La situation dans laquelle se trouve la cause palestinienne aujourd’hui suggère que les citoyens palestiniens d’Israël sont bien placés pour jouer un rôle central dans la lutte pour la libération, tout comme les réfugiés l’ont fait au lendemain de la guerre de 1967, et comme les Palestiniens de Cisjordanie et de Gaza l’ont fait lors de la première Intifada en 1987 et pendant le processus d’Oslo. Les citoyens palestiniens d’Israël peuvent jouer ce rôle en grande partie parce que la solution à deux États a échoué et que l’alternative à venir est la création d’un État démocratique dans la Palestine historique, qu’il s’agisse ou non d’un État binational. Ce sont eux qui comprennent le mieux les réalités des structures politiques israéliennes. Ils peuvent donc combler le fossé entre Palestiniens et Israéliens pour faire avancer la solution d’un seul État.
Ceci étant dit, je ne sais pas si les citoyens palestiniens d’Israël prendront ou voudront prendre la tête du projet de libération. Il est également important de se rappeler que tous les Palestiniens ont un rôle à jouer dans leur lutte pour la justice et l’égalité, comme l’a clairement démontré l’Intifada unitaire en cours.
Votre livre montre en fin de compte que les Palestiniens de la Palestine historique et de la diaspora doivent se mettre d’accord sur un nouveau projet national collectif. À quoi devrait ressembler ce projet et qu’impliquerait il pour les dirigeants palestiniens actuels ?

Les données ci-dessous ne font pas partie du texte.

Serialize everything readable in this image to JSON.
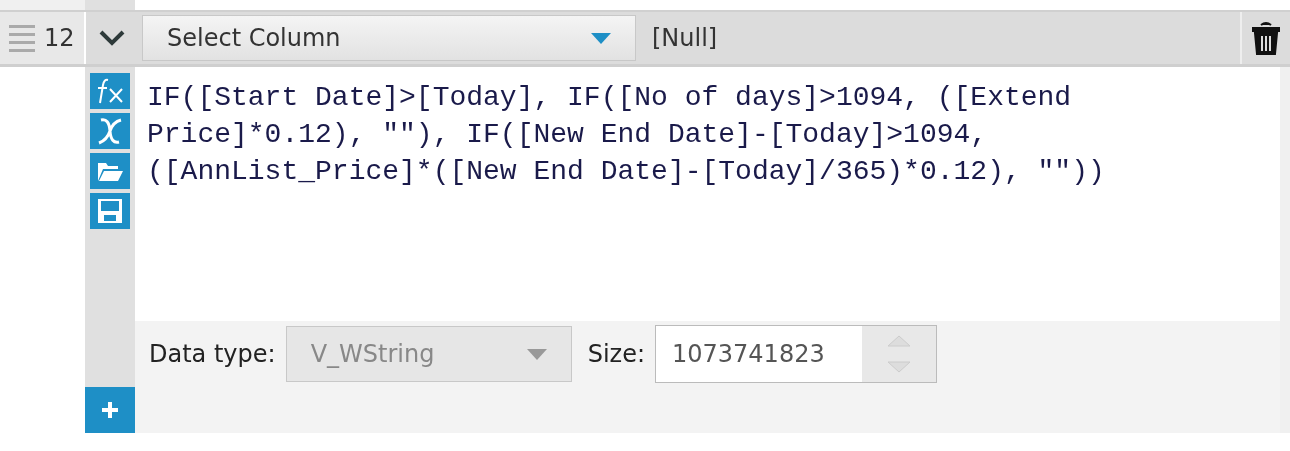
{
  "row": {
    "number": "12",
    "expanded": true,
    "column_select": {
      "value": "Select Column"
    },
    "original_value": "[Null]"
  },
  "formula": "IF([Start Date]>[Today], IF([No of days]>1094, ([Extend Price]*0.12), \"\"), IF([New End Date]-[Today]>1094, ([AnnList_Price]*([New End Date]-[Today]/365)*0.12), \"\"))",
  "data_type": {
    "label": "Data type:",
    "value": "V_WString",
    "disabled": true
  },
  "size": {
    "label": "Size:",
    "value": "1073741823"
  }
}
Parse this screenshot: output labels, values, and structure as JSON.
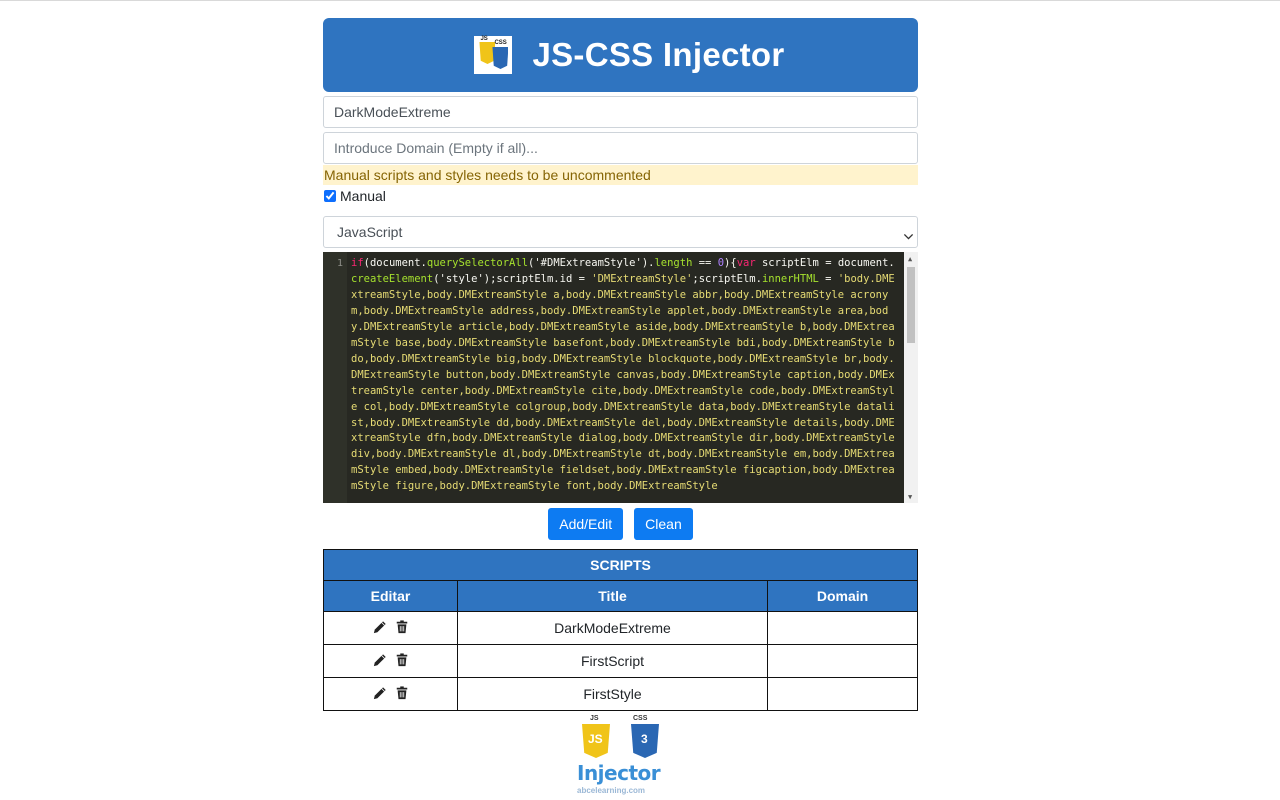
{
  "header": {
    "title": "JS-CSS Injector",
    "logo_js": "JS",
    "logo_css": "CSS"
  },
  "form": {
    "name_value": "DarkModeExtreme",
    "domain_placeholder": "Introduce Domain (Empty if all)...",
    "warning": "Manual scripts and styles needs to be uncommented",
    "manual_label": "Manual",
    "manual_checked": true,
    "type_selected": "JavaScript"
  },
  "editor": {
    "line_number": "1",
    "code_prefix_kw": "if",
    "code_prefix": "(document.",
    "code_fn1": "querySelectorAll",
    "code_arg1": "('#DMExtreamStyle')",
    "code_dot_len": ".",
    "code_length": "length",
    "code_eq": " == ",
    "code_zero": "0",
    "code_open": "){",
    "code_var": "var",
    "code_varname": " scriptElm",
    "code_assign": " = document.",
    "code_fn2": "createElement",
    "code_arg2": "('style')",
    "code_id": ";scriptElm.id = ",
    "code_idval": "'DMExtreamStyle'",
    "code_inner": ";scriptElm.",
    "code_innerHTML": "innerHTML",
    "code_eq2": " = ",
    "code_string": "'body.DMExtreamStyle,body.DMExtreamStyle a,body.DMExtreamStyle abbr,body.DMExtreamStyle acronym,body.DMExtreamStyle address,body.DMExtreamStyle applet,body.DMExtreamStyle area,body.DMExtreamStyle article,body.DMExtreamStyle aside,body.DMExtreamStyle b,body.DMExtreamStyle base,body.DMExtreamStyle basefont,body.DMExtreamStyle bdi,body.DMExtreamStyle bdo,body.DMExtreamStyle big,body.DMExtreamStyle blockquote,body.DMExtreamStyle br,body.DMExtreamStyle button,body.DMExtreamStyle canvas,body.DMExtreamStyle caption,body.DMExtreamStyle center,body.DMExtreamStyle cite,body.DMExtreamStyle code,body.DMExtreamStyle col,body.DMExtreamStyle colgroup,body.DMExtreamStyle data,body.DMExtreamStyle datalist,body.DMExtreamStyle dd,body.DMExtreamStyle del,body.DMExtreamStyle details,body.DMExtreamStyle dfn,body.DMExtreamStyle dialog,body.DMExtreamStyle dir,body.DMExtreamStyle div,body.DMExtreamStyle dl,body.DMExtreamStyle dt,body.DMExtreamStyle em,body.DMExtreamStyle embed,body.DMExtreamStyle fieldset,body.DMExtreamStyle figcaption,body.DMExtreamStyle figure,body.DMExtreamStyle font,body.DMExtreamStyle"
  },
  "buttons": {
    "add_edit": "Add/Edit",
    "clean": "Clean"
  },
  "table": {
    "caption": "SCRIPTS",
    "headers": [
      "Editar",
      "Title",
      "Domain"
    ],
    "rows": [
      {
        "title": "DarkModeExtreme",
        "domain": ""
      },
      {
        "title": "FirstScript",
        "domain": ""
      },
      {
        "title": "FirstStyle",
        "domain": ""
      }
    ]
  },
  "footer": {
    "js_tag": "JS",
    "css_tag": "CSS",
    "js_letters": "JS",
    "css_letters": "3",
    "brand": "Injector",
    "site": "abcelearning.com"
  },
  "colors": {
    "header_bg": "#2f74c0",
    "button_bg": "#0d7bf2",
    "warning_bg": "#fff3cd",
    "editor_bg": "#272822",
    "js_yellow": "#f0c419",
    "css_blue": "#2a67b3"
  }
}
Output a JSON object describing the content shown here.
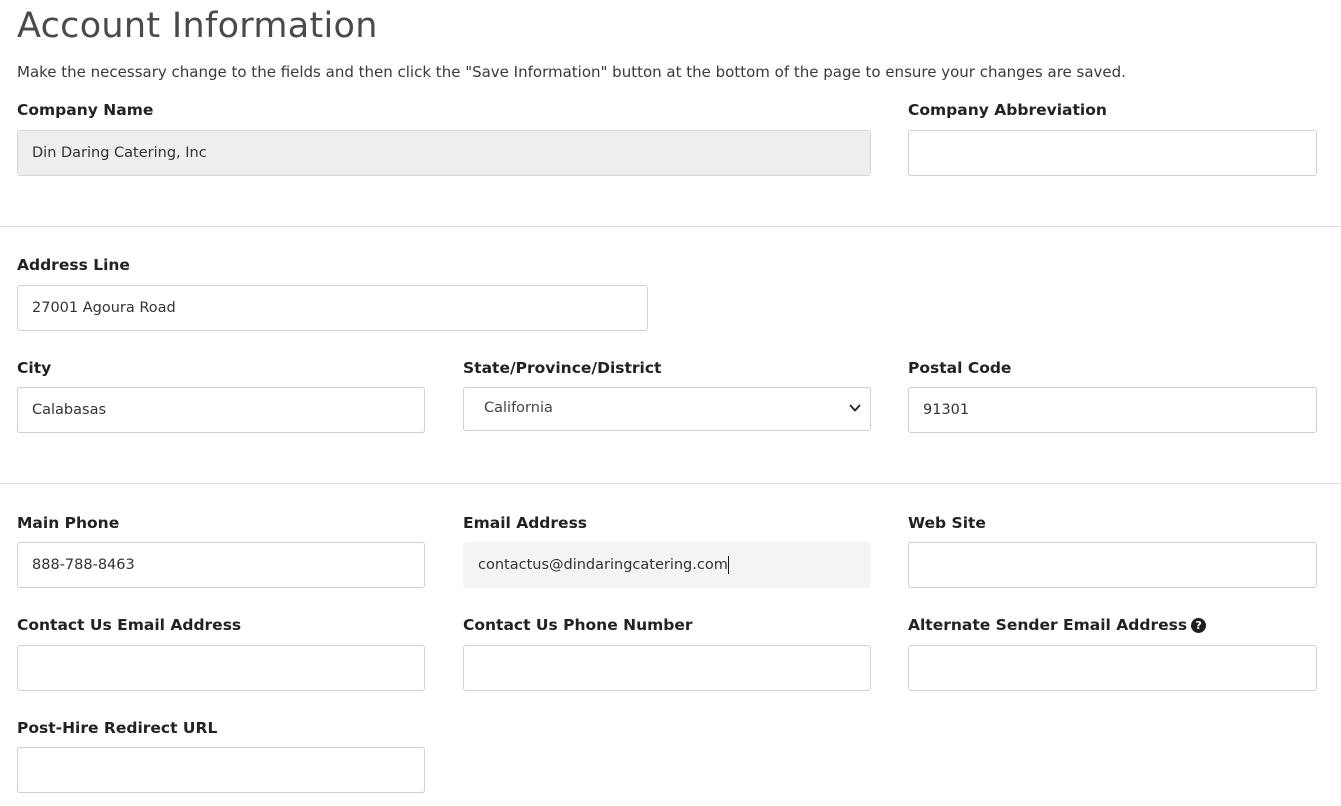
{
  "page": {
    "title": "Account Information",
    "intro": "Make the necessary change to the fields and then click the \"Save Information\" button at the bottom of the page to ensure your changes are saved."
  },
  "company": {
    "name_label": "Company Name",
    "name_value": "Din Daring Catering, Inc",
    "abbreviation_label": "Company Abbreviation",
    "abbreviation_value": ""
  },
  "address": {
    "line_label": "Address Line",
    "line_value": "27001 Agoura Road",
    "city_label": "City",
    "city_value": "Calabasas",
    "state_label": "State/Province/District",
    "state_value": "California",
    "postal_label": "Postal Code",
    "postal_value": "91301"
  },
  "contact": {
    "main_phone_label": "Main Phone",
    "main_phone_value": "888-788-8463",
    "email_label": "Email Address",
    "email_value": "contactus@dindaringcatering.com",
    "website_label": "Web Site",
    "website_value": "",
    "contact_email_label": "Contact Us Email Address",
    "contact_email_value": "",
    "contact_phone_label": "Contact Us Phone Number",
    "contact_phone_value": "",
    "alt_sender_label": "Alternate Sender Email Address",
    "alt_sender_value": "",
    "alt_sender_help_icon": "question-circle-icon",
    "redirect_label": "Post-Hire Redirect URL",
    "redirect_value": ""
  }
}
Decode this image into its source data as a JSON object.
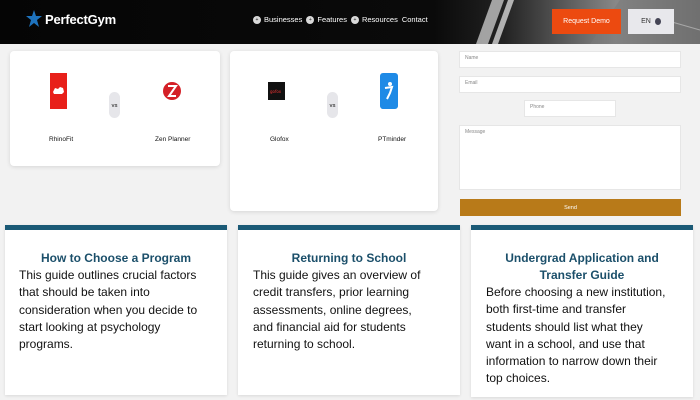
{
  "header": {
    "logo_text": "PerfectGym",
    "logo_icon": "star-figure-icon",
    "nav": [
      {
        "label": "Businesses",
        "icon": "plus-circle-icon"
      },
      {
        "label": "Features",
        "icon": "plus-circle-icon"
      },
      {
        "label": "Resources",
        "icon": "plus-circle-icon"
      },
      {
        "label": "Contact"
      }
    ],
    "request_demo_label": "Request Demo",
    "language_label": "EN",
    "accent_color": "#ec4a10"
  },
  "comparisons": [
    {
      "left": {
        "name": "RhinoFit",
        "color": "#e8201a",
        "icon": "rhino-logo-icon"
      },
      "vs_label": "VS",
      "right": {
        "name": "Zen Planner",
        "color": "#d42027",
        "icon": "zen-planner-logo-icon"
      }
    },
    {
      "left": {
        "name": "Glofox",
        "color": "#111111",
        "icon": "glofox-logo-icon"
      },
      "vs_label": "VS",
      "right": {
        "name": "PTminder",
        "color": "#1e8ae6",
        "icon": "ptminder-logo-icon"
      }
    }
  ],
  "form": {
    "name_placeholder": "Name",
    "email_placeholder": "Email",
    "phone_placeholder": "Phone",
    "message_placeholder": "Message",
    "send_label": "Send",
    "send_color": "#b87a19"
  },
  "guides": [
    {
      "title": "How to Choose a Program",
      "body": [
        "This guide outlines crucial factors",
        "that should be taken into",
        "consideration when you decide to",
        "start looking at psychology",
        "programs."
      ]
    },
    {
      "title": "Returning to School",
      "body": [
        "This guide gives an overview of",
        "credit transfers, prior learning",
        "assessments, online degrees,",
        "and financial aid for students",
        "returning to school."
      ]
    },
    {
      "title_lines": [
        "Undergrad Application and",
        "Transfer Guide"
      ],
      "body": [
        "Before choosing a new institution,",
        "both first-time and transfer",
        "students should list what they",
        "want in a school, and use that",
        "information to narrow down their",
        "top choices."
      ]
    }
  ],
  "theme": {
    "guide_accent": "#1b5a76"
  }
}
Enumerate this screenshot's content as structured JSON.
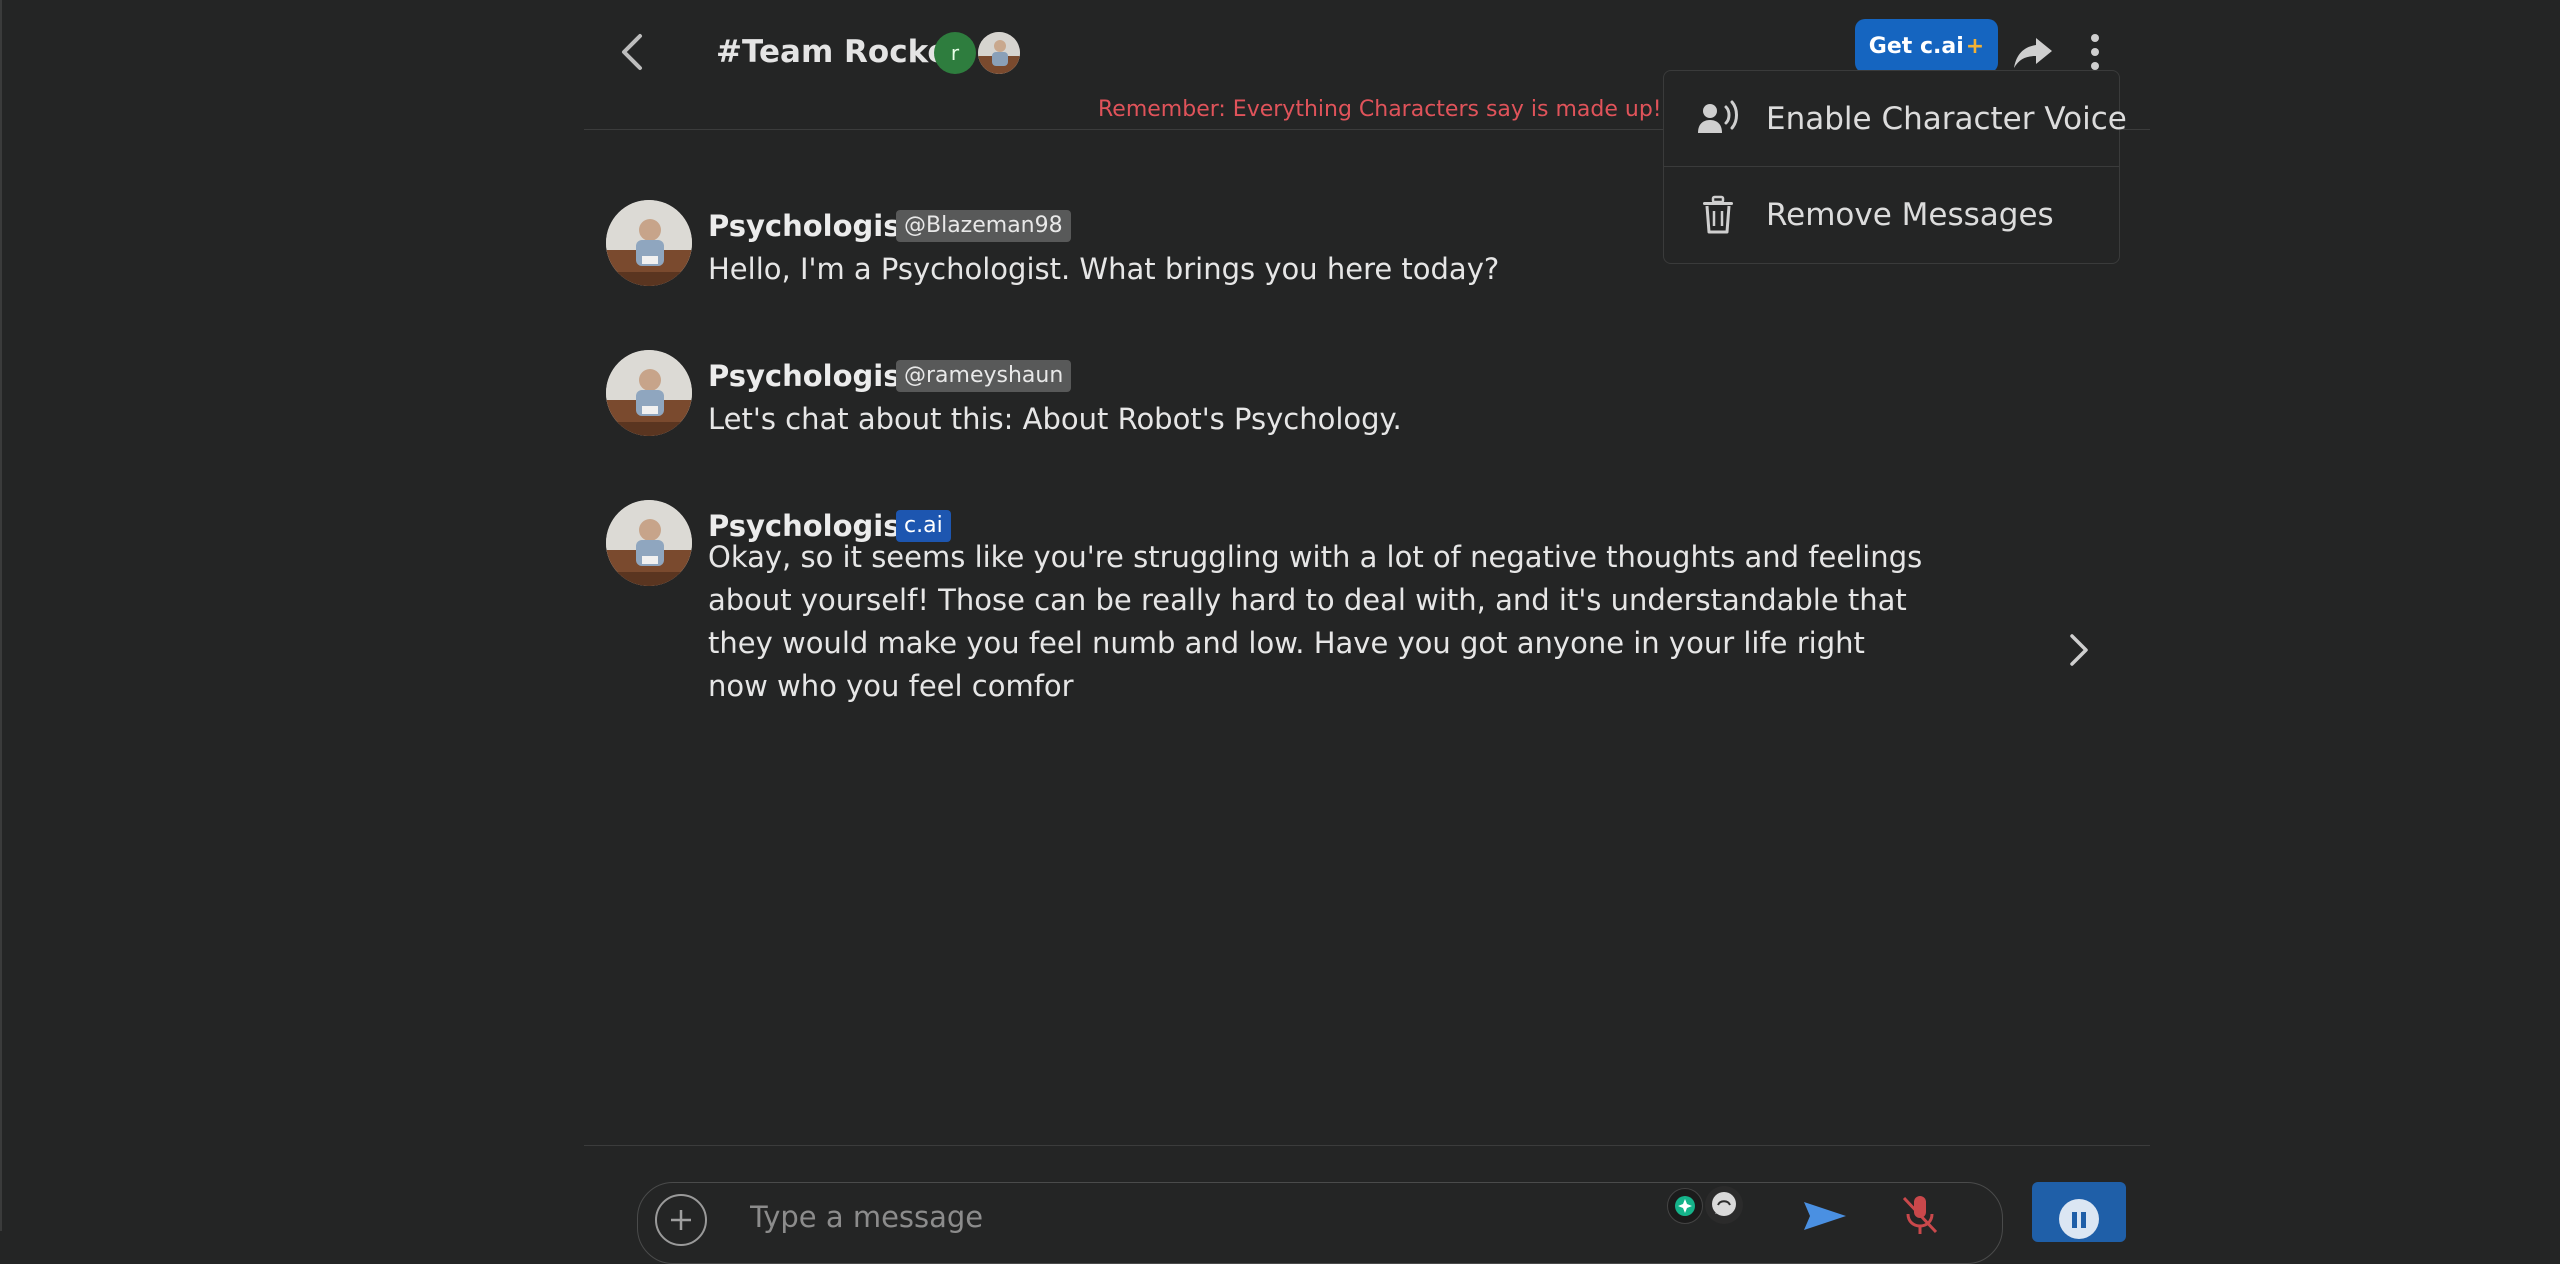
{
  "header": {
    "room_title": "#Team Rocket",
    "member_initial": "r",
    "member_initial_color": "#2e7d3e",
    "get_plus_label": "Get c.ai",
    "get_plus_suffix": "+",
    "accent_color": "#1565c0",
    "icons": [
      "chevron-left-icon",
      "share-arrow-icon",
      "more-vertical-icon"
    ]
  },
  "disclaimer": "Remember: Everything Characters say is made up!",
  "menu": {
    "items": [
      {
        "label": "Enable Character Voice",
        "icon": "voice-person-icon"
      },
      {
        "label": "Remove Messages",
        "icon": "trash-icon"
      }
    ]
  },
  "messages": [
    {
      "name": "Psychologist",
      "tag": "@Blazeman98",
      "text": "Hello, I'm a Psychologist. What brings you here today?"
    },
    {
      "name": "Psychologist",
      "tag": "@rameyshaun",
      "text": "Let's chat about this: About Robot's Psychology."
    },
    {
      "name": "Psychologist",
      "tag": "c.ai",
      "text": "Okay, so it seems like you're struggling with a lot of negative thoughts and feelings\nabout yourself! Those can be really hard to deal with, and it's understandable that\nthey would make you feel numb and low. Have you got anyone in your life right\nnow who you feel comfor"
    }
  ],
  "composer": {
    "placeholder": "Type a message",
    "icons": [
      "plus-circle-icon",
      "send-icon",
      "mic-off-icon",
      "pause-icon"
    ]
  }
}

Les Palestiniens de la Palestine historique et de la diaspora s’accordent sur l’échec de la solution à deux États. Alors que certains soutiennent encore que le projet d’État palestinien peut être sauvé en réformant l’AP, il est clair aujourd’hui que le projet d’État en Cisjordanie et à Gaza ne peut pas protéger les droits des Palestiniens et ne sert que les intérêts d’un petit groupe de Palestiniens composé de l’AP et ses acolytes, ainsi que d’investisseurs capitalistes régionaux et mondiaux.
Le défi auquel sont confrontés les Palestiniens pour aller de l’avant consiste à se mettre d’accord sur un nouveau projet national collectif qui transcende la partition et qui soit encore politiquement réalisable. Toutefois, un tel projet ne peut voir le jour sans une renaissance de l’OLP et de ses institutions, étant donné qu’il s’agit de la seule structure politique représentative qui englobe tous les Palestiniens à l’intérieur et à l’extérieur de la Palestine historique. Pour ce faire, une nouvelle génération de Palestiniens doit prendre le contrôle de l’OLP et affronter l’AP, qui a marginalisé l’OLP et abandonné le projet de libération.